ART CHECK

Support art rather than salute artistes after death

We need to mainstream creative arts in the new education system

In Summary

• The arts should be entrenched in elementary, not introduced in senior secondary

The late Kikuyu benga musician John DeMathew
The late Kikuyu benga musician John DeMathew
Image: COURTESY

On August 6, President Uhuru Kenyatta graced the celebrations of the 57th Jamaican Independence Grand Gala held at the National Stadium in Kingston, Jamaica.

 

One of the highlights of the ceremony was the recognition of music maestro Rita Marley for her contribution to the development of reggae music industry in her country and the world at large. The ceremony was also part of the cultural events marking the International Decade of People of African Descent. Rita is the widow of one of the founders of reggae music, the legendary Bob Marley, who died in 1981.

Uhuru presented the Reggae Icon Award, one of her country’s highest awards, to Rita for her immense contribution to the nurturing of reggae music. Jamaican Prime Minister Andrew Holness and the erudite Jamaican Minister of Culture Olivia Grange witnessed the event.

 
 
 

Internationally, Unesco officially recognised reggae music as part of world cultural heritage last year.

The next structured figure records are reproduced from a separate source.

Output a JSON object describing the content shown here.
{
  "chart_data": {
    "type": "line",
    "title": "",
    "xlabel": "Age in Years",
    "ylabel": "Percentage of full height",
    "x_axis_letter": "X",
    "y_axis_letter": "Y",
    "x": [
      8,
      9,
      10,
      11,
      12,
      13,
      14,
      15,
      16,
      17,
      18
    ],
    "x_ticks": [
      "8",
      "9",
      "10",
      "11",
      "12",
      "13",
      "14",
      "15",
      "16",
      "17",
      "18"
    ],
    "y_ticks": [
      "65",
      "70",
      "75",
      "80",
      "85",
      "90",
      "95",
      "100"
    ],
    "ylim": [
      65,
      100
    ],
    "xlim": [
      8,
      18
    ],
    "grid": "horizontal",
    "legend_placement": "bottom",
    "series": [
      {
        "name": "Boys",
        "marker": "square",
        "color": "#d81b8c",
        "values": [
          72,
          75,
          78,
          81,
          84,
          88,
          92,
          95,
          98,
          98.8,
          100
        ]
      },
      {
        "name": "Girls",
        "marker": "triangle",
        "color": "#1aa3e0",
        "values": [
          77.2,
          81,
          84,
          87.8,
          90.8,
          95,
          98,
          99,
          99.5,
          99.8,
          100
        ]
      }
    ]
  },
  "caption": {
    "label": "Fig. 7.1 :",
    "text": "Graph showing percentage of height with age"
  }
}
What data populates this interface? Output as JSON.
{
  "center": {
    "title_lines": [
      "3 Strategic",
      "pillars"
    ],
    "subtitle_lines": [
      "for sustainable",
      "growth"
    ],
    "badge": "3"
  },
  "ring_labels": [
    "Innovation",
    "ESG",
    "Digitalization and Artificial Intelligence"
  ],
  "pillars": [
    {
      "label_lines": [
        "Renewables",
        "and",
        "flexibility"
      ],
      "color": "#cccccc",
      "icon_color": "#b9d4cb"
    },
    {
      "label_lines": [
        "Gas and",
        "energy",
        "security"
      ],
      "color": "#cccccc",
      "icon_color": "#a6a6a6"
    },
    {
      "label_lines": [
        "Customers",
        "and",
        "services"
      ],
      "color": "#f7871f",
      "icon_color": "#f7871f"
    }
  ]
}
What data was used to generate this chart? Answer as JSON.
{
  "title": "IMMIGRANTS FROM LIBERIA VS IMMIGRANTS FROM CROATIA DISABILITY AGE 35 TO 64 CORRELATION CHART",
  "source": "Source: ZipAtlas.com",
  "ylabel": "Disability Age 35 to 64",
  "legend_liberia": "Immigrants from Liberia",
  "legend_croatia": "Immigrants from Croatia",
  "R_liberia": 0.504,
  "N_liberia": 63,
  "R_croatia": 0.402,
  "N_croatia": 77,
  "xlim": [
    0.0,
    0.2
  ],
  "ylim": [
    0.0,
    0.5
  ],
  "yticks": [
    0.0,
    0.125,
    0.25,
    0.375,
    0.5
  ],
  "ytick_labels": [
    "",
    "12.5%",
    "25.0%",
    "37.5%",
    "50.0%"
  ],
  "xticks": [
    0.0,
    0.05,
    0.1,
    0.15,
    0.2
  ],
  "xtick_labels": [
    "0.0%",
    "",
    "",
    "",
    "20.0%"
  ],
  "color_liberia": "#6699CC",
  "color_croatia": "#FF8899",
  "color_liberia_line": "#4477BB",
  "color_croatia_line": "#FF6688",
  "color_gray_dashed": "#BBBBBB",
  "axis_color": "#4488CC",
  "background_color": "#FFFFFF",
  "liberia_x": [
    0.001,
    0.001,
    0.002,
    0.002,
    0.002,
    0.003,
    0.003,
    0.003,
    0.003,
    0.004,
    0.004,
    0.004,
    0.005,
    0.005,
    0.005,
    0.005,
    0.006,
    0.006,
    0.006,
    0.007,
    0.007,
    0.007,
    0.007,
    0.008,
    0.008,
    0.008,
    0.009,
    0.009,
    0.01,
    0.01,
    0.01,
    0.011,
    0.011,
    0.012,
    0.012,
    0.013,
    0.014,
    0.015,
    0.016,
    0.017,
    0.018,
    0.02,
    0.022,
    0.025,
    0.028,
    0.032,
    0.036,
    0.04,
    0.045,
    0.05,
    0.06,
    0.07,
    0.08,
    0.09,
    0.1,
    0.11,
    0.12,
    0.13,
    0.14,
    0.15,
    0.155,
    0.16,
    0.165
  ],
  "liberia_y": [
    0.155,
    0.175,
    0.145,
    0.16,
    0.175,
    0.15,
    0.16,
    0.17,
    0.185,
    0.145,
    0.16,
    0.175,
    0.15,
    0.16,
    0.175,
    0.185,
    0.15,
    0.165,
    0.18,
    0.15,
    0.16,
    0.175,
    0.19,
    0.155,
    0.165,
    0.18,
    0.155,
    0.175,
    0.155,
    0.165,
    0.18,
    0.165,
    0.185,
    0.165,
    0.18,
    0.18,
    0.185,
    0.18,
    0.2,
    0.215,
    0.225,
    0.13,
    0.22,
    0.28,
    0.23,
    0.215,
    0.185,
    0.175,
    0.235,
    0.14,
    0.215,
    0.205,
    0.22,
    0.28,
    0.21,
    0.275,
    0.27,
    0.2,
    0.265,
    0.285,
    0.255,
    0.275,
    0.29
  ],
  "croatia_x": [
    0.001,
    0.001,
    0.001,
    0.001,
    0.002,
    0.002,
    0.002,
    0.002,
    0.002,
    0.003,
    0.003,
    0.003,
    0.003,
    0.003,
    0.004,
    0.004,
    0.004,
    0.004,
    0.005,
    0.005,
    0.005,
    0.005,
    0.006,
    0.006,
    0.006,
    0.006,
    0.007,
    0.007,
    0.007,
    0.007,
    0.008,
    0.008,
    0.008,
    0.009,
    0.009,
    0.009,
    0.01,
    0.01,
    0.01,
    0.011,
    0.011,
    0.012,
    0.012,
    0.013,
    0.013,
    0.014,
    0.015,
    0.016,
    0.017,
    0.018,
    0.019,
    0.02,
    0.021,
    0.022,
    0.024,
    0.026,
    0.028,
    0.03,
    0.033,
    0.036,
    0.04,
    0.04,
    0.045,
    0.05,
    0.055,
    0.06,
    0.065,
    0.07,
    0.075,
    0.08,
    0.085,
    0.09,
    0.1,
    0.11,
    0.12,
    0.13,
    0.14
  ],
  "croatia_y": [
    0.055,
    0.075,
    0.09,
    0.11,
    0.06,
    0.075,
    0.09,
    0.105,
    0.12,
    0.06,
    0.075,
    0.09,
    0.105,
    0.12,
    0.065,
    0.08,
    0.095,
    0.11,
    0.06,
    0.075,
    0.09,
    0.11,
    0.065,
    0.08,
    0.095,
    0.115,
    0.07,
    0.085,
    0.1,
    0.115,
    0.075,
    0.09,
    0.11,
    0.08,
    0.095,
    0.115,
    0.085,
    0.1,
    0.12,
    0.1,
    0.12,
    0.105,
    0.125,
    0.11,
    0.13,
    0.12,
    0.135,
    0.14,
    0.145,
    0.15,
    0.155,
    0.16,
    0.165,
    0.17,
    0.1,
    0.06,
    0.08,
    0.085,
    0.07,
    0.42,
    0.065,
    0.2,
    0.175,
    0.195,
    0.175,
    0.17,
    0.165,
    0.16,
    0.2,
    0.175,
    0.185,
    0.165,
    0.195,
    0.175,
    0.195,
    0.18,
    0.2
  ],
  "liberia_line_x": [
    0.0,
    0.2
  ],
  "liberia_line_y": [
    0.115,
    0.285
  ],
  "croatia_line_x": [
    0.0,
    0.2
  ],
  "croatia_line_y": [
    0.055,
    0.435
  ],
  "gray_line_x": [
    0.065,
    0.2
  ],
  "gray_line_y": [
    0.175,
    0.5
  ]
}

The musical genre is one of the newest additions on the Representative List of the Intangible Cultural Heritage of Humanity list. Reggae is well known for its worldwide appeal to the youth, and in most cases, advocacy for the alleviation of the living conditions of the marginalised.

It is important to note the symbolic significance of our President awarding a musician on the basis of her contribution to nation-building through artistic competencies. By this act, his is a recognition of music and the arts as a central component of any human society, including our own.

Closer home, the recent demise of two icons of contemporary Kenyan music cannot escape our national attention, even in academia. Both Joseph Kamaru and John DeMathew died recently. Their consecutive funerals offer a sombre chance for the country to reflect on the state and status of the music industry in Kenya.

In both cases, Uhuru led top national leaders in mourning their death. He also attended their funeral ceremonies in Muranga county, which were also attended by thousands of Kenyans from all walks of life. The two funerals were also streamed live on television across the country.

Speaking on Saturday, August 24, at the funeral of DeMathew, the President recognised the centrality of the music industry in our society. He announced new government measures to address the plight of our local musicians. He has instructed his government to pursue action that can redress the dwindling fortunes of local artistes courtesy of piracy and wanton theft of their property rights.

 

Intellectual property rights violation in Kenya is a serious challenge in the arts sector. The government needs to walk the talk and address violations of patents, copyrights, trademarks and designs of artistes and their works. Uhuru’s stern directive comes as a fresh message of hope to the industry. It is hoped that it shall be acted upon swiftly and in a sustainable manner.

Music is intangible heritage, but the property rights associated with its creation and possession have tangible pecuniary consequences. Piracy has seen most maestros dying in poverty or living lifestyles that do not reflect their prowess in artistic contribution to national development in Kenya.

Children performers at the Giriama Cultural Festival in Malindi
Children performers at the Giriama Cultural Festival in Malindi
Image: JKS MAKOKHA
 
 
 

However, much needs to be done to mainstream the arts in our society in general, music included. This can see us move towards global recognition of our genres such as benga or taarab, as is the case of Jamaica and reggae mentioned above.

For example, the plight of music education and the place of music studies in our curriculum needs to be debated, addressed and redressed. With the new curriculum direction, the government needs to invest in nurturing talents of our children not just in the Stem subjects but in areas like music studies also. Mainstreaming of the sciences in pursuit of our industrialisation goals, as enshrined in the Big Four Agenda and Vision 2030, should not occur at the expense of the arts.

In the new 2-6-6-3 education system, arts education is absent at the lower primary, upper primary and junior secondary levels. It is only in senior secondary, where the learning curriculum splits into three fields, that the arts appear. The three fields are: arts and sports, engineering and mathematics, and social sciences, science and technology. More needs to be done to entrench the arts in the elementary levels.

Music and other performing arts play a big role in our cultural development just like our national anthem. They need to be entrenched in government visions for development and education action plans. This is a more proactive way than saluting our musicians posthumously and eulogising roles they played while alive in our nation-building agenda.

Music in our education institutions should not exist in co-curricular or extra-curricular capacity like in 8-4-4 today. The government should consider mainstreaming the arts and embracing liberal arts like other developed nations do.

As it launches the new curriculum based on talents-enhancement and skills-building approaches to child development, let it train and hire arts instructors to ensure systematic and sustainable government support for the music sector. Invest in and fund the music schools and other art-centred institutions and agenda both at the county and national levels.

Let music do what it does best: educate the youth and foster sociocultural development at large. For, as the saying goes, education to the youth is like engraving on stones. It is a lasting investment. Let our children grow up in education systems and environments that nurture both their scientific and artistic talents/competencies.